Ng Wai T, Chan Siu H, Lee Anne W M, Lau Kam Y, Yau Tze K, Hung Wai M, Lee Michael C H, Choi Cheuk W
Department of Clinical Oncology, Pamela Youde Nethersole Eastern Hospital, Hong Kong, People's Republic of China.
Int J Radiat Oncol Biol Phys. 2008 Nov 15;72(4):1082-9. doi: 10.1016/j.ijrobp.2008.02.006. Epub 2008 Apr 12.
To retrospectively analyze the prognostic value of parapharyngeal space (PPS) extension after conformal radiotherapy for nasopharyngeal carcinoma.
Between 1998 and 2005, 700 patients were treated with conformal radiotherapy at 2 Gy/fraction daily to a total of 70 Gy. All patients underwent staging with magnetic resonance imaging. The incidence of PPS was determined, and the extent of involvement was further subclassified regarding the presence or absence of carotid space (CS) involvement. The prognostic parameters, including age, gender, stage, chemotherapy, additional boosting, and extent of PPS involvement, were analyzed by univariate and multivariate analyses.

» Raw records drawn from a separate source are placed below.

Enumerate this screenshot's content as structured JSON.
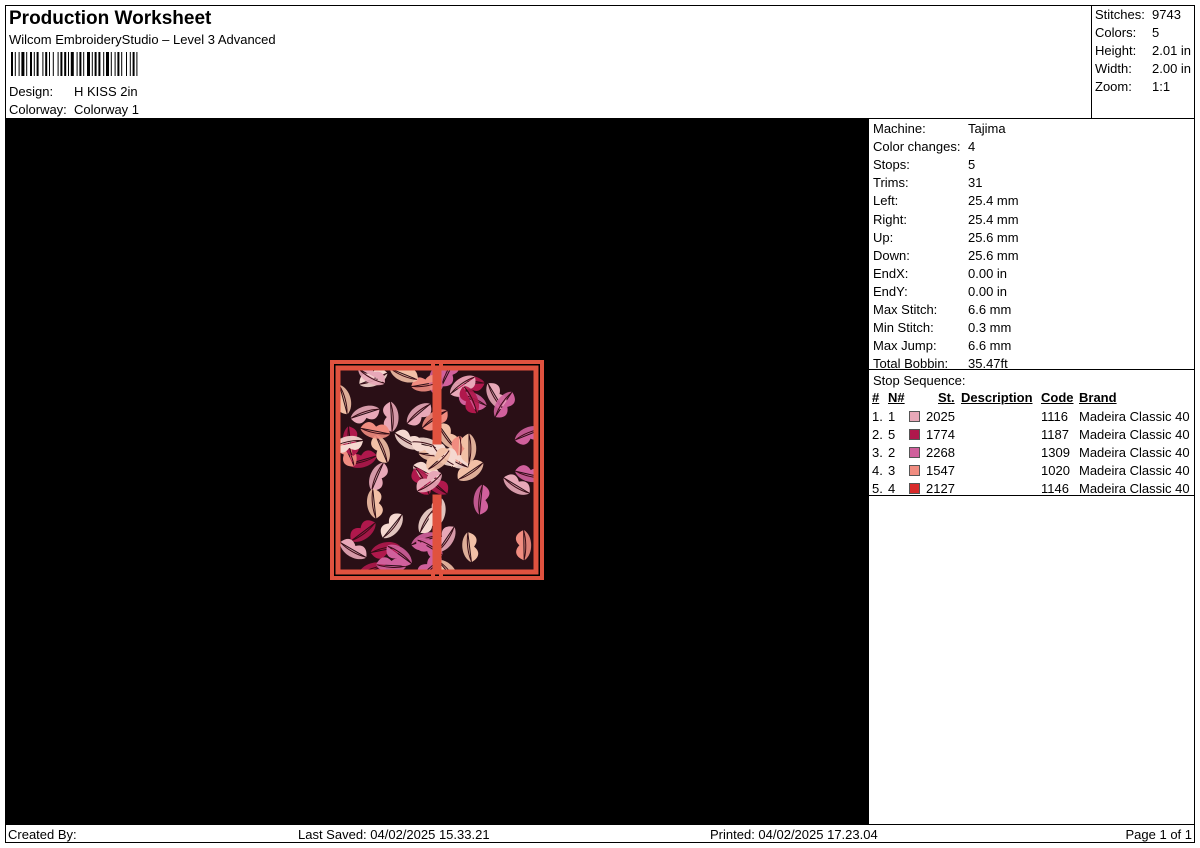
{
  "header": {
    "title": "Production Worksheet",
    "software": "Wilcom EmbroideryStudio – Level 3 Advanced",
    "design_label": "Design:",
    "design_value": "H KISS 2in",
    "colorway_label": "Colorway:",
    "colorway_value": "Colorway 1"
  },
  "summary": {
    "stitches_label": "Stitches:",
    "stitches": "9743",
    "colors_label": "Colors:",
    "colors": "5",
    "height_label": "Height:",
    "height": "2.01 in",
    "width_label": "Width:",
    "width": "2.00 in",
    "zoom_label": "Zoom:",
    "zoom": "1:1"
  },
  "machine_stats": [
    {
      "label": "Machine:",
      "value": "Tajima"
    },
    {
      "label": "Color changes:",
      "value": "4"
    },
    {
      "label": "Stops:",
      "value": "5"
    },
    {
      "label": "Trims:",
      "value": "31"
    },
    {
      "label": "Left:",
      "value": "25.4 mm"
    },
    {
      "label": "Right:",
      "value": "25.4 mm"
    },
    {
      "label": "Up:",
      "value": "25.6 mm"
    },
    {
      "label": "Down:",
      "value": "25.6 mm"
    },
    {
      "label": "EndX:",
      "value": "0.00 in"
    },
    {
      "label": "EndY:",
      "value": "0.00 in"
    },
    {
      "label": "Max Stitch:",
      "value": "6.6 mm"
    },
    {
      "label": "Min Stitch:",
      "value": "0.3 mm"
    },
    {
      "label": "Max Jump:",
      "value": "6.6 mm"
    },
    {
      "label": "Total Bobbin:",
      "value": "35.47ft"
    }
  ],
  "stop_sequence": {
    "title": "Stop Sequence:",
    "headers": {
      "num": "#",
      "n": "N#",
      "st": "St.",
      "description": "Description",
      "code": "Code",
      "brand": "Brand"
    },
    "rows": [
      {
        "num": "1.",
        "n": "1",
        "color": "#E8A8B8",
        "st": "2025",
        "description": "",
        "code": "1116",
        "brand": "Madeira Classic 40"
      },
      {
        "num": "2.",
        "n": "5",
        "color": "#B0184C",
        "st": "1774",
        "description": "",
        "code": "1187",
        "brand": "Madeira Classic 40"
      },
      {
        "num": "3.",
        "n": "2",
        "color": "#D0609C",
        "st": "2268",
        "description": "",
        "code": "1309",
        "brand": "Madeira Classic 40"
      },
      {
        "num": "4.",
        "n": "3",
        "color": "#F08C80",
        "st": "1547",
        "description": "",
        "code": "1020",
        "brand": "Madeira Classic 40"
      },
      {
        "num": "5.",
        "n": "4",
        "color": "#D82A2A",
        "st": "2127",
        "description": "",
        "code": "1146",
        "brand": "Madeira Classic 40"
      }
    ]
  },
  "footer": {
    "created_by": "Created By:",
    "last_saved": "Last Saved: 04/02/2025 15.33.21",
    "printed": "Printed: 04/02/2025 17.23.04",
    "page": "Page 1 of 1"
  },
  "preview_colors": {
    "background": "#000000",
    "outline": "#E0523F",
    "inner_outline": "#C23A30",
    "fill": "#2A0F16",
    "lip_colors": [
      "#E8A8B8",
      "#B0184C",
      "#D0609C",
      "#F08C80",
      "#F2C0A6",
      "#F5D8D0"
    ]
  }
}
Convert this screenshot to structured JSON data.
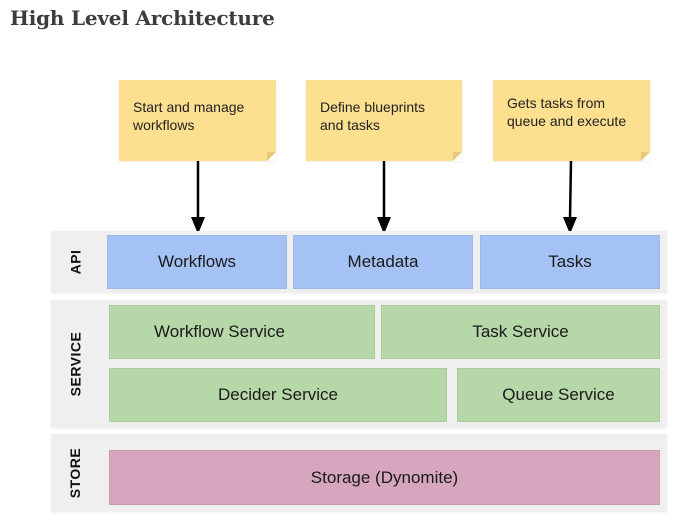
{
  "title": "High Level Architecture",
  "notes": [
    {
      "line1": "Start and manage",
      "line2": "workflows"
    },
    {
      "line1": "Define blueprints",
      "line2": "and tasks"
    },
    {
      "line1": "Gets tasks from",
      "line2": "queue and execute"
    }
  ],
  "layers": {
    "api": {
      "label": "API",
      "boxes": [
        "Workflows",
        "Metadata",
        "Tasks"
      ]
    },
    "service": {
      "label": "SERVICE",
      "boxes": [
        "Workflow Service",
        "Task Service",
        "Decider Service",
        "Queue Service"
      ]
    },
    "store": {
      "label": "STORE",
      "boxes": [
        "Storage (Dynomite)"
      ]
    }
  },
  "colors": {
    "note": "#fce08f",
    "api": "#a4c2f4",
    "service": "#b6d7a8",
    "store": "#d5a6bd",
    "band": "#efefef"
  }
}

The median duration of follow-up was 51 months, and the 5-year overall survival rate for the whole group was 73%. The overall incidence of PPS extension was high (74%), and 29% had additional extension to the CS. Multivariate analysis showed age, gender, chemotherapy, T stage, and N stage to be significant prognostic factors, but not PPS involvement with or without CS extension. In the subgroup of patients with Stage T2 disease (n = 242), the presence of PPS involvement alone or PPS plus CS extension had no statistically significant effect in terms of local control (p = 0.68), distant metastases (p = 0.34), or overall survival (p = 0.24) compared with those without PPS involvement (Stage T2a).
With better tumor delineation by magnetic resonance imaging and improved coverage using modern radiotherapy techniques, PPS extension per se no longer predicts for disease outcome. Hence, subcategorizing Stage T2 disease is no longer important in future International Union Against Cancer/American Joint Committee on Cancer classifications.
回顾性分析鼻咽癌适形放疗后咽旁间隙(PPS)扩展的预后价值。
1998年至2005年间,700例患者接受了适形放疗,每日剂量2 Gy/分次,总剂量达70 Gy。所有患者均接受了磁共振成像分期。确定PPS的发生率,并根据是否存在颈动脉间隙(CS)受累进一步对受累范围进行亚分类。通过单因素和多因素分析对包括年龄、性别、分期、化疗、追加增敏放疗以及PPS受累范围等预后参数进行分析。
中位随访时间为51个月,全组5年总生存率为73%。PPS扩展的总体发生率较高(74%),29%伴有CS额外受累。多因素分析显示年龄、性别、化疗、T分期和N分期是显著的预后因素,但PPS受累与否及是否伴有CS扩展并非预后因素。在T2期疾病患者亚组(n = 242)中,与无PPS受累(T2a期)的患者相比,单纯PPS受累或PPS加CS扩展在局部控制(p = 0.68)、远处转移(p = 0.34)或总生存(p = 0.24)方面无统计学显著差异。
随着磁共振成像对肿瘤的更好勾画以及现代放疗技术覆盖范围的改善,PPS扩展本身不再能预测疾病转归。因此,在未来国际抗癌联盟/美国癌症联合委员会的分类中,对T2期疾病进行亚分类不再重要。